- Music: Eric Svejcar
- Lyrics: Eric Svejcar
- Book: Eric Svejcar
- Basis: Roman Emperor Caligula
- Productions: 2004 New York City Concert 2004 NY Musical Theatre Festival 2006 Actors Studio

= Caligula (musical) =

Caligula, subtitled "An Ancient Glam Epic", is a stage musical about the notorious Roman Emperor Caligula in the style of 1970s glam rock.

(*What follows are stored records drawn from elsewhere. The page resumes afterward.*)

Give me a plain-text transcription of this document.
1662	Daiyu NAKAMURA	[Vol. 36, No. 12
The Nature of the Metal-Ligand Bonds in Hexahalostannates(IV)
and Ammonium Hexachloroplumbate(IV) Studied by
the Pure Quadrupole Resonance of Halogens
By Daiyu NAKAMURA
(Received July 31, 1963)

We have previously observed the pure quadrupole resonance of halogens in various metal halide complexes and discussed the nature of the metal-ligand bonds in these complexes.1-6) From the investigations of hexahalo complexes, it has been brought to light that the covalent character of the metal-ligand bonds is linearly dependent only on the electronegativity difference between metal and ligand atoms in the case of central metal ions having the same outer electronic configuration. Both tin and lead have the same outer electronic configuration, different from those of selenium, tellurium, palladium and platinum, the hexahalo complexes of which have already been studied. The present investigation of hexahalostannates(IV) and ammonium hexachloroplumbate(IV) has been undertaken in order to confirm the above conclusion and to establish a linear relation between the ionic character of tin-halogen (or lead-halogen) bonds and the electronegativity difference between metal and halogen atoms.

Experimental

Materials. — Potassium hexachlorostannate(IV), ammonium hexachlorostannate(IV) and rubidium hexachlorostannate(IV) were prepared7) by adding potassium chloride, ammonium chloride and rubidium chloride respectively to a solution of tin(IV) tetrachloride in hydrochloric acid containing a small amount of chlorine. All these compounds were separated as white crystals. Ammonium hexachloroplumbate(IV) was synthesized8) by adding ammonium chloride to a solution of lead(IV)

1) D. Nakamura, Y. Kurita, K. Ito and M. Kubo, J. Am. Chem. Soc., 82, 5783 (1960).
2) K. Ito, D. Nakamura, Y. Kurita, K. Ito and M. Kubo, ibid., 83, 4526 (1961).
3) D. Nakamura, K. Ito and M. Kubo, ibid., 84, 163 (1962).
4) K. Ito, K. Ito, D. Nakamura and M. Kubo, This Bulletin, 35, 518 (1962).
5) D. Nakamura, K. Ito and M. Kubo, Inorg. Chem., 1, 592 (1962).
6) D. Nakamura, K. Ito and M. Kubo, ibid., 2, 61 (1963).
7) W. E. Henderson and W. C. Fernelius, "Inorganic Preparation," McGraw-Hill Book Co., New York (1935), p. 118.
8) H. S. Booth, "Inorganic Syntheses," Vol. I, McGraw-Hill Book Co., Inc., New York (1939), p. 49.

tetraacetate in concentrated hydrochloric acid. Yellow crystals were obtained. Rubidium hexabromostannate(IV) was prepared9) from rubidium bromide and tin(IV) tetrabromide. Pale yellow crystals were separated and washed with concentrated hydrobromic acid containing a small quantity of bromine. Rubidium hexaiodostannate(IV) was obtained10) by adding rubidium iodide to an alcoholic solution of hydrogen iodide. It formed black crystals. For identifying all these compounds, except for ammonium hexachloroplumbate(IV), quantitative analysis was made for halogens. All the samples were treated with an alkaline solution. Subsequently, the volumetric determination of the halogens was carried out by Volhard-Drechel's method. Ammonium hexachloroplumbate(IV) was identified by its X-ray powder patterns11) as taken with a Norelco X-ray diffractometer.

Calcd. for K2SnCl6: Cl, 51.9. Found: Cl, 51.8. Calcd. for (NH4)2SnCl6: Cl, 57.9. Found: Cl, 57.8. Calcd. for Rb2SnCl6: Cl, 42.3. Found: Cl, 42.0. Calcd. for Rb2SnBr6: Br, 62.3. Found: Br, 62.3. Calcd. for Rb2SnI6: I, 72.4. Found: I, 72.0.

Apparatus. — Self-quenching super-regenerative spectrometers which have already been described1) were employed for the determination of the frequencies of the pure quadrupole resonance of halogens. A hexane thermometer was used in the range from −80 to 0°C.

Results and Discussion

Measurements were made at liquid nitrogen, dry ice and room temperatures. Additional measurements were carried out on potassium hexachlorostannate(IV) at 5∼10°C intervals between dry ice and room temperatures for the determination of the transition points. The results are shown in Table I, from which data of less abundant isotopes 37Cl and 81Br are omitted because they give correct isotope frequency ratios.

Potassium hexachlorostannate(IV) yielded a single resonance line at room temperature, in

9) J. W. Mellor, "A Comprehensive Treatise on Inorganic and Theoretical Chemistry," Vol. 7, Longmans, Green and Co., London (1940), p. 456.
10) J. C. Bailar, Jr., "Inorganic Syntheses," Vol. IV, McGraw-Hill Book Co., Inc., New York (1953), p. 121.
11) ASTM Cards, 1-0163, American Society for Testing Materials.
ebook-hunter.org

The musical's book, music, and lyrics are by Eric Svejcar. The musical was selected as a finalist for the 2003 Richard Rodgers Award. It was first presented publicly in May 2004 in a concert production at the Zipper Theatre in New York City. The first full production was presented at the 2004 New York Musical Theatre Festival (NYMF) as one of the first shows of the inaugural festival. The production received the Golden NYMF audience award and played an extended run beyond the festival at the Theatre At St. Clements in New York City. The production was directed by Michael Unger and starred Euan Morton.

Subsequent workshop productions were presented in 2006 at the Actors Studio in New York City as well as further development in conjunction with Lafayette College in Easton, PA. The latter workshop productions starred Braden Tilghman as General Cassius Chaerea and Euan Morton as Emperor Caligula. In July 2009, a staged reading was presented (starring Morton, Anastasia Barzee, David Edwards, Autumn Hurlbert, and Matt Bogart) at New World Stages in NYC.